Sunny Jim the Horse Trainer
The lessons learned by Jim Fitzsimmons in the environs of the Sheepshead Bay race track were ones that he applied in his own training career. He was not known to be a patient horseman, although none would dispute that he cared for the horses in his stable. Yet, he could be heavy handed when he decided that a horse was lazy and unwilling to train. A famous story says that Fitzsimmons, charged with training a young Seabiscuit, instructed his exercise rider to hit the horse with the whip as many times as he could in the stretch. The horse became soured on racing and was ultimately removed from the Fitzsimmons stable before he would go on to become one of racing’s great champions under Tom Smith.
In his first years as a trainer, Sunny Jim struggled. He had to prove himself with a ragtag group of horses from owners that had not established themselves in the industry. It would be 1923 before things began to turn around. It was then that Sunny Jim was given the training duties at Belair Stud. He would continue in his role for Belair until 1955 when he would be given the training duties for Wheatley Stable. It was in this role that Sunny Jim would train Bold Ruler, the sire of Secretariat.
When looking at the career of Sunny Jim, it is best to take it in with a panoramic view. Viewed separately, his conquests may not seem that great to the majority of people. He was prone to stretches of great success followed by period of a long drought. This isn’t uncommon for horsemen today. Fitzsimmons only won 2,275 races in his long career. Today there are talented horsemen who can achieve that number in a much shorter period of time. But Sunny Jim achieved many of his wins in the biggest events that racing has to offer.
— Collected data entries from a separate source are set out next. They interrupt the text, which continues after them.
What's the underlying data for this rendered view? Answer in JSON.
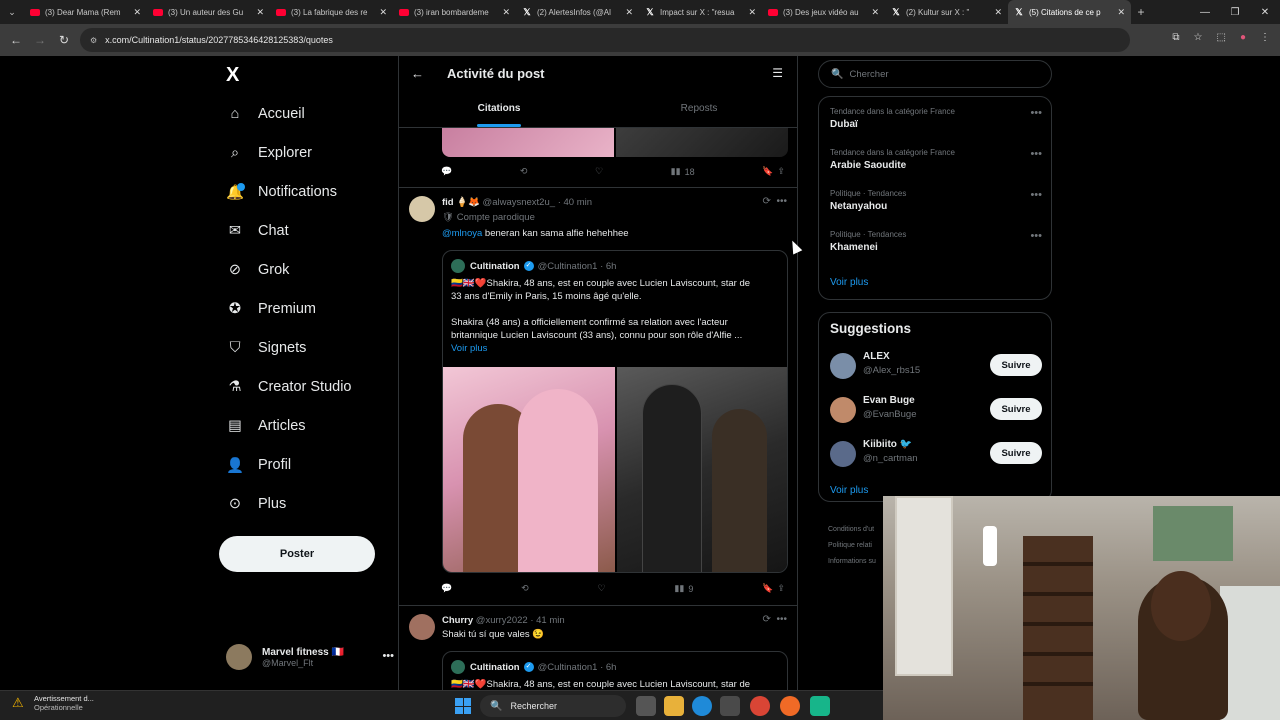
{
  "browser": {
    "tabs": [
      {
        "title": "(3) Dear Mama (Rem",
        "type": "youtube"
      },
      {
        "title": "(3) Un auteur des Gu",
        "type": "youtube"
      },
      {
        "title": "(3) La fabrique des re",
        "type": "youtube"
      },
      {
        "title": "(3) iran bombardeme",
        "type": "youtube"
      },
      {
        "title": "(2) AlertesInfos (@Al",
        "type": "x"
      },
      {
        "title": "Impact sur X : \"resua",
        "type": "x"
      },
      {
        "title": "(3) Des jeux vidéo au",
        "type": "youtube"
      },
      {
        "title": "(2) Kultur sur X : \"",
        "type": "x"
      },
      {
        "title": "(5) Citations de ce p",
        "type": "x",
        "active": true
      }
    ],
    "url": "x.com/Cultination1/status/2027785346428125383/quotes"
  },
  "nav": {
    "logo": "X",
    "items": [
      {
        "label": "Accueil",
        "icon": "home-icon"
      },
      {
        "label": "Explorer",
        "icon": "search-icon"
      },
      {
        "label": "Notifications",
        "icon": "bell-icon"
      },
      {
        "label": "Chat",
        "icon": "mail-icon"
      },
      {
        "label": "Grok",
        "icon": "grok-icon"
      },
      {
        "label": "Premium",
        "icon": "premium-icon"
      },
      {
        "label": "Signets",
        "icon": "bookmark-icon"
      },
      {
        "label": "Creator Studio",
        "icon": "flask-icon"
      },
      {
        "label": "Articles",
        "icon": "article-icon"
      },
      {
        "label": "Profil",
        "icon": "person-icon"
      },
      {
        "label": "Plus",
        "icon": "more-circle-icon"
      }
    ],
    "post_button": "Poster",
    "account": {
      "name": "Marvel fitness 🇫🇷",
      "handle": "@Marvel_Flt"
    }
  },
  "center": {
    "title": "Activité du post",
    "tabs": [
      "Citations",
      "Reposts"
    ],
    "prev_views": "18",
    "tweet1": {
      "name": "fid 🍦🦊",
      "handle": "@alwaysnext2u_",
      "time": "· 40 min",
      "sub": "Compte parodique",
      "mention": "@mlnoya",
      "text": " beneran kan sama alfie hehehhee",
      "views": "9"
    },
    "quote": {
      "name": "Cultination",
      "handle": "@Cultination1",
      "time": "· 6h",
      "line1": "🇨🇴🇬🇧❤️Shakira, 48 ans, est en couple avec Lucien Laviscount, star de",
      "line2": "33 ans d'Emily in Paris, 15 moins âgé qu'elle.",
      "line3": "Shakira (48 ans) a officiellement confirmé sa relation avec l'acteur",
      "line4": "britannique Lucien Laviscount (33 ans), connu pour son rôle d'Alfie ...",
      "more": "Voir plus"
    },
    "tweet2": {
      "name": "Churry",
      "handle": "@xurry2022",
      "time": "· 41 min",
      "text": "Shaki tú sí que vales 😉"
    },
    "quote2": {
      "name": "Cultination",
      "handle": "@Cultination1",
      "time": "· 6h",
      "line1": "🇨🇴🇬🇧❤️Shakira, 48 ans, est en couple avec Lucien Laviscount, star de"
    }
  },
  "right": {
    "search_placeholder": "Chercher",
    "trends": [
      {
        "category": "Tendance dans la catégorie France",
        "name": "Dubaï"
      },
      {
        "category": "Tendance dans la catégorie France",
        "name": "Arabie Saoudite"
      },
      {
        "category": "Politique · Tendances",
        "name": "Netanyahou"
      },
      {
        "category": "Politique · Tendances",
        "name": "Khamenei"
      }
    ],
    "see_more": "Voir plus",
    "suggestions_title": "Suggestions",
    "suggestions": [
      {
        "name": "ALEX",
        "handle": "@Alex_rbs15",
        "button": "Suivre"
      },
      {
        "name": "Evan Buge",
        "handle": "@EvanBuge",
        "button": "Suivre"
      },
      {
        "name": "Kiibiito 🐦",
        "handle": "@n_cartman",
        "button": "Suivre"
      }
    ],
    "footer1": "Conditions d'ut",
    "footer2": "Politique relati",
    "footer3": "Informations su"
  },
  "taskbar": {
    "warning_title": "Avertissement d...",
    "warning_sub": "Opérationnelle",
    "search": "Rechercher"
  }
}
Fitzsimmons trained three winners of the Kentucky Derby. He also conditioned four winners of the Preakness Stakes and six winners of the Belmont Stakes. He was able to win the Triple Crown twice with Gallant Fox and Omaha, and he amassed a total of 13 winners in Triple Crown races. This was a long-standing record for many years until it was broken by D. Wayne Lukas. Some would go so far as to claim that Lukas is the Sunny Jim of his generation, and indeed there are many similarities between the two men.
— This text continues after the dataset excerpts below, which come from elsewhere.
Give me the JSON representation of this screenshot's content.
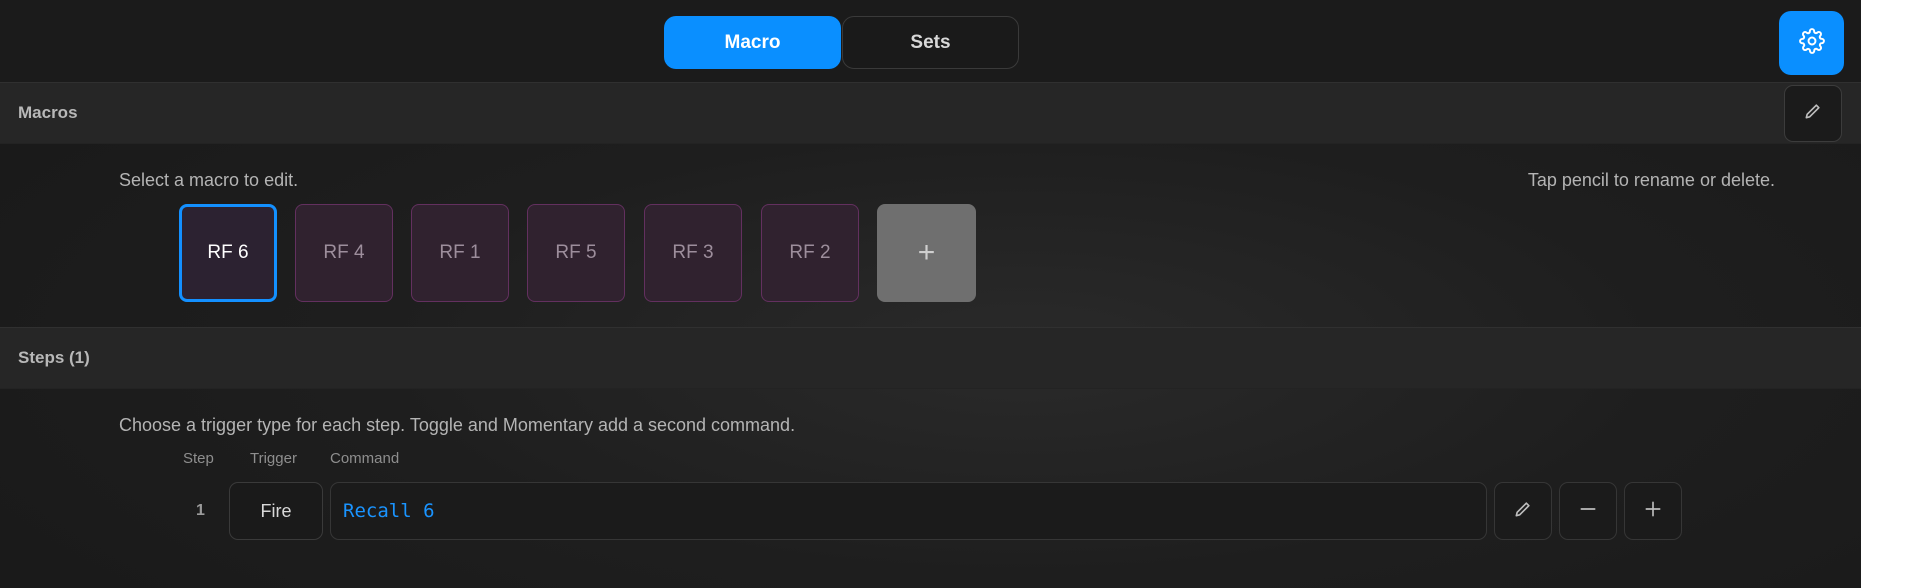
{
  "tabs": [
    {
      "label": "Macro",
      "active": true
    },
    {
      "label": "Sets",
      "active": false
    }
  ],
  "toolbar": {
    "settings_icon": "gear-icon"
  },
  "macros": {
    "title": "Macros",
    "edit_icon": "pencil-icon",
    "hint_left": "Select a macro to edit.",
    "hint_right": "Tap pencil to rename or delete.",
    "items": [
      {
        "label": "RF 6",
        "selected": true
      },
      {
        "label": "RF 4",
        "selected": false
      },
      {
        "label": "RF 1",
        "selected": false
      },
      {
        "label": "RF 5",
        "selected": false
      },
      {
        "label": "RF 3",
        "selected": false
      },
      {
        "label": "RF 2",
        "selected": false
      }
    ],
    "add_label": "+"
  },
  "steps": {
    "title": "Steps (1)",
    "hint": "Choose a trigger type for each step. Toggle and Momentary add a second command.",
    "columns": [
      "Step",
      "Trigger",
      "Command"
    ],
    "rows": [
      {
        "step": "1",
        "trigger": "Fire",
        "command": "Recall 6"
      }
    ]
  },
  "colors": {
    "accent": "#0a8fff",
    "command_text": "#1a94ff",
    "macro_tile_bg": "#30222f",
    "macro_tile_border": "#63305f"
  }
}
The Legacy of Sunny Jim Fitzsimmons
One could make a strong argument that Sunny Jim Fitzsimmons influenced more horse trainers today than any other horseman. He was the recipient of numerous awards throughout his amazing career, including induction into the National Museum of Racing and Hall of Fame in 1958. The “Mr. Fitz” Award is also given each year to a member of the horse racing community by the National Turf Writer’s Association. By the time he passed away at the age of 91 in 1966, Fitzsimmons had literally grown up watching the progress of almost every Triple Crown winner prior to Secretariat.
His training style and demeanor could sometimes be a direct contrast to his nickname. As the story about Seabiscuit shows, Sunny Jim often had a heavy hand. In today’s world, this approach would be very much frowned upon by the racing community. Some have also said that Fitzsimmons could be very hard to work for. This could be because he emerged in an era when jockeys were little more than indentured servants to trainers. They often rode under contract to a specific stable and were treated poorly. There can be little doubt that Fitzsimmons participated in these things.
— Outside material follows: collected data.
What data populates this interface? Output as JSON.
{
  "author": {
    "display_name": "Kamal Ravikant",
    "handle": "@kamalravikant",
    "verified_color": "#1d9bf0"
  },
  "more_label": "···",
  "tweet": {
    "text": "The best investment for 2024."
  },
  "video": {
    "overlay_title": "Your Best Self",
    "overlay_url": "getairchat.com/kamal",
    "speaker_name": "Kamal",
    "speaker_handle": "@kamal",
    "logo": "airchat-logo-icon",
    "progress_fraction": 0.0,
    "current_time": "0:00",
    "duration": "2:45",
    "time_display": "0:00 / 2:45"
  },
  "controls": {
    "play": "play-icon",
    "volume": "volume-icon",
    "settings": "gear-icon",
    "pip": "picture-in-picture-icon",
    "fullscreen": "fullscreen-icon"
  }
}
The man who broke Sunny Jim’s record for the most Classic wins, D. Wayne Lukas, has been characterized as much the same. Lukas is a former basketball coach who is not prone to tolerate insubordination. When his own son Jeff was run down and permanently injured by a horse named Tabasco Cat in Lukas’ stable, some perceived Lukas as heartless in his reaction to the incident. Both men were entirely devoted to winning, and some will always claim that the passion to win compelled them to take measures that were not always ethical. While Lukas’ son was fighting for his life and trying to recover from his trauma, Lukas continued training Tabasco Cat for the Triple Crown. He won two of the three legs.
Horsemen like Sunny Jim often have a tough exterior which belies the genuine passion that they have for the sport. That passion can sometimes be mistaken for a lack of caring. Whether or not one likes men like Fitzsimmons or Lukas doesn’t negate the successful results they have produced.